2. Signs that appeared around Jimi Hendrix Park near the Northwest African American Museum announcing that the city planned to come in and remove any belongings that remained on site yesterday morning had nothing to do with the longstanding protest encampment in front of the museum, a Seattle Parks Department spokeswoman said Thursday. Protesters showed up at the museum and blocked the entrance after word went around on social media about a potential sweep.
Instead, Parks showed up Thursday morning to dismantle a garden shed and remove a garden planted by Black Star Farmers, a group of land activists who established their first garden in Cal Anderson Park during last summer’s Black Lives Matter protests.
According to a spokeswoman for the Parks Department, “The shed was not constructed safely and is impeding the start of a park improvement project.” The spokeswoman said the “community who erected the garden and shed were notified and verbally agreed to remove the structure and the plants.”
It’s unclear whether the farmers would agree with this assertion; we sent a message to the founder of Black Star Farmers, Marcus Henderson, last night and will update this post with his perspective if we hear back. As of Thursday, the group was encouraging supporters on social media to come to the park and protect the garden. The parks spokeswoman said parks staff “left the site because of safety concerns.”

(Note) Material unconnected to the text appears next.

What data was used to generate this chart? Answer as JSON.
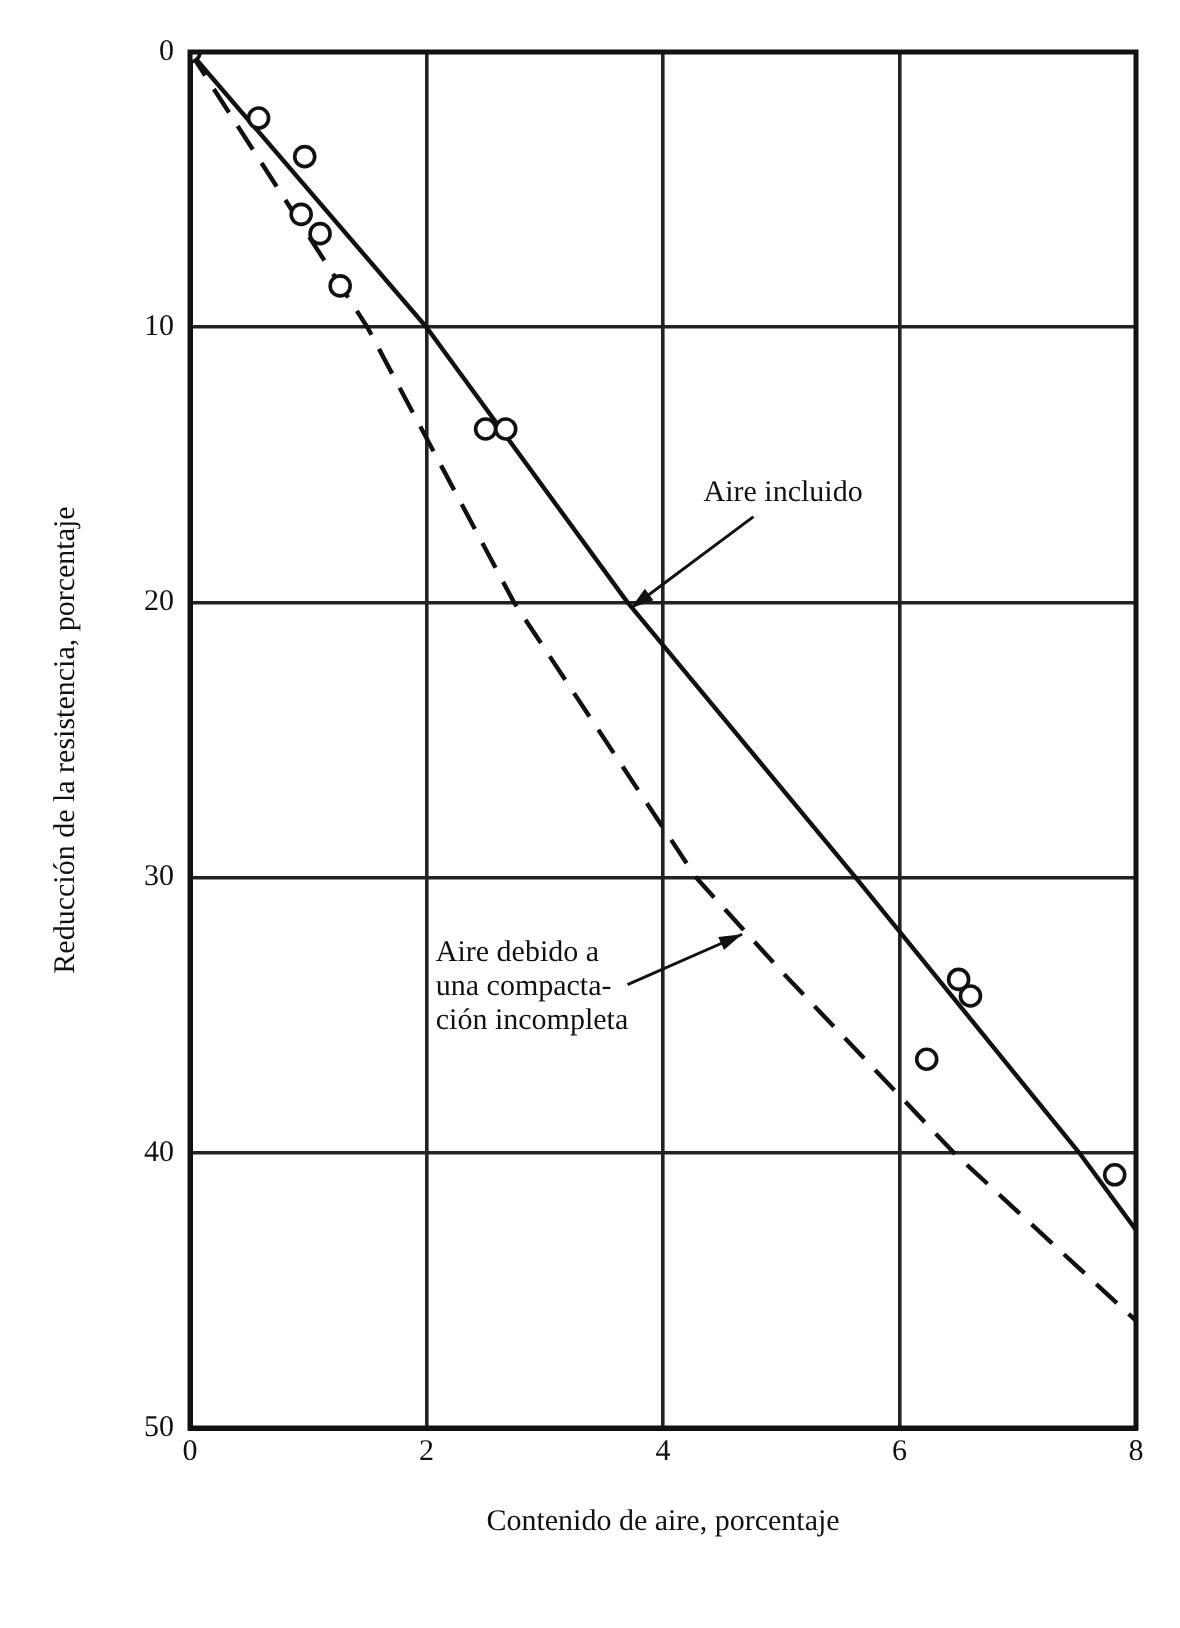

There was no sign of police at the park on Thursday. But the parks department confirmed that police do routinely accompany them to encampment removals “any time there are safety concerns during their work.” Parks staff who remove encampments “regularly experience threats of physical violence, have seen individuals brandish weapons, experience verbal harassment from protestors, have had both protestors and others physically impede their ability to do their work, and on occasional have been physically assaulted,” the spokeswoman said.
Unlike the days of the Navigation Team, when a special team of officers participated directly in encampment sweeps, the cops just “stand by” and wait to see if they’re needed, the Parks spokeswoman said.